The answer is not an easy one, but there are options, and choices to be made. Jean addresses these:
Truth is, unless your spouse is really bringing in big bucks, you probably wouldn’t be asking this question. In short, the likelihood is that you’ll need to cut back on your spending in order to make ends meet.
At base, it’s a matter of being disciplined.
Jean then goes on to offer some money saving tips, but they're pretty basic and I'd get a load of "wow, what a new, interesting idea" sarcastic comments, so I'll skip those. Besides, you can always get great money saving tips right here at Free Money Finance. ;-)
The bottom line is that if the right choices are made and spending is controlled, many can stay at home. If you're in this situation and are trying to see if you can make it, remember that simply by staying home you'll have lower expenses in work-related areas. It's likely that transportation, clothing, and food (eating out) costs will all go down (maybe even dramatically) if a spouse stays home. Of course some expenses will go up as well, but probably not that much in comparison.
I think an easy way to do it is to gauge what percentage of income do your expenses consume?
With only 1 income expenses only account for 25 - 50% of monthly income, and there are savings accounts, then I think it would be safe.
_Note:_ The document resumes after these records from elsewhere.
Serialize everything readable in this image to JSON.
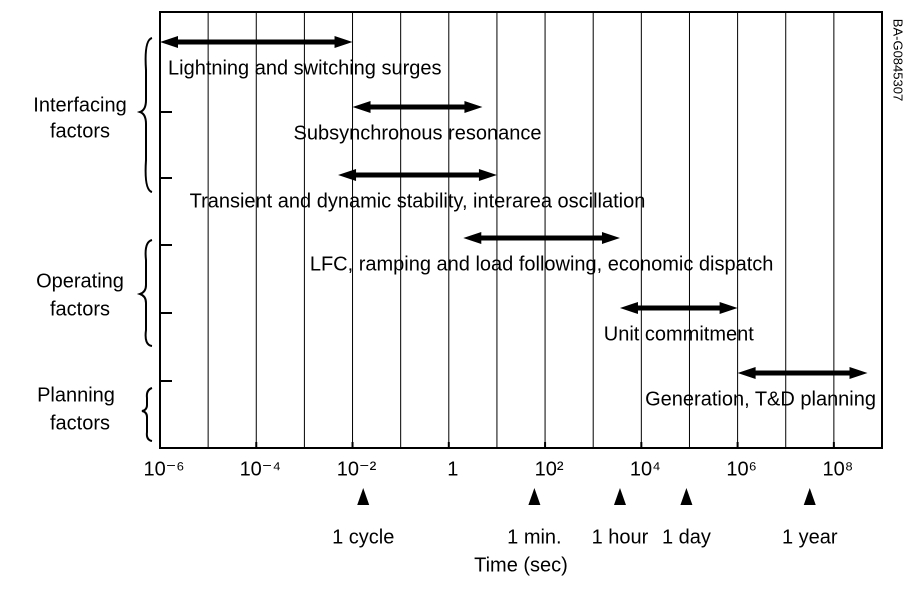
{
  "chart_data": {
    "type": "range",
    "x_label": "Time (sec)",
    "side_note": "BA-G0845307",
    "xscale": "log",
    "xlim": [
      1e-06,
      1000000000.0
    ],
    "xticks": [
      {
        "value": 1e-06,
        "label": "10⁻⁶"
      },
      {
        "value": 0.0001,
        "label": "10⁻⁴"
      },
      {
        "value": 0.01,
        "label": "10⁻²"
      },
      1,
      {
        "value": 100,
        "label": "10²"
      },
      {
        "value": 10000,
        "label": "10⁴"
      },
      {
        "value": 1000000,
        "label": "10⁶"
      },
      {
        "value": 100000000,
        "label": "10⁸"
      }
    ],
    "xgrid": [
      1e-05,
      0.0001,
      0.001,
      0.01,
      0.1,
      1,
      10,
      100,
      1000,
      10000,
      100000,
      1000000,
      10000000,
      100000000
    ],
    "color": "#000000",
    "ranges": [
      {
        "name": "Lightning and switching surges",
        "start": 1e-06,
        "end": 0.01
      },
      {
        "name": "Subsynchronous resonance",
        "start": 0.01,
        "end": 5
      },
      {
        "name": "Transient and dynamic stability, interarea oscillation",
        "start": 0.005,
        "end": 10
      },
      {
        "name": "LFC, ramping and load following, economic dispatch",
        "start": 2,
        "end": 3600
      },
      {
        "name": "Unit commitment",
        "start": 3600,
        "end": 1000000
      },
      {
        "name": "Generation, T&D planning",
        "start": 1000000,
        "end": 500000000
      }
    ],
    "markers": [
      {
        "value": 0.0166667,
        "label": "1 cycle"
      },
      {
        "value": 60,
        "label": "1 min."
      },
      {
        "value": 3600,
        "label": "1 hour"
      },
      {
        "value": 86400,
        "label": "1 day"
      },
      {
        "value": 31536000,
        "label": "1 year"
      }
    ],
    "groups": [
      {
        "lines": [
          "Interfacing",
          "factors"
        ]
      },
      {
        "lines": [
          "Operating",
          "factors"
        ]
      },
      {
        "lines": [
          "Planning",
          "factors"
        ]
      }
    ]
  }
}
If expenses are around 60 - 80 of that one income, then it may be a gamble if a large unforseen expenses comes about...
Tim
Posted by: YoungMiser | September 07, 2005 at 12:34 PM
We made this choice years ago- my wife quit before I had finished college, so it had a major effect on our income. We sold both of our newer (and in-debt) cars and bought an older, cheaper one; we adjusted how often we ate out; and we set a budget and sacrificed to get there. At times it was tough, but my income gradually rose and we have been able to buy the things we want. But the choice had a major effect on our children (now 3 of them). They are happy and have a great relationship with their mother that otherwise we would have missed. We'd do it all over again.
Posted by: Steve | September 08, 2005 at 11:29 AM
I'm concerned about this because I make significantly more than my fiance. I'm hoping that this changes in the future so that not working won't mean dropping over half of our income.
Posted by: Lauren | September 27, 2005 at 08:08 PM
I think there should always be a stay at home parent...at least until the kids start 1st grade. After my kids were born, my then wife got a part time Secretarial job working from home. It helped, but lets not sugar coat this...We struggled! I didn't make much money then, but I think we are raising better kids. Who knows what weirdo is raising your child at a day care. Now that my kids are 8 and 9, I work early morning and able to pick them up everyday after school.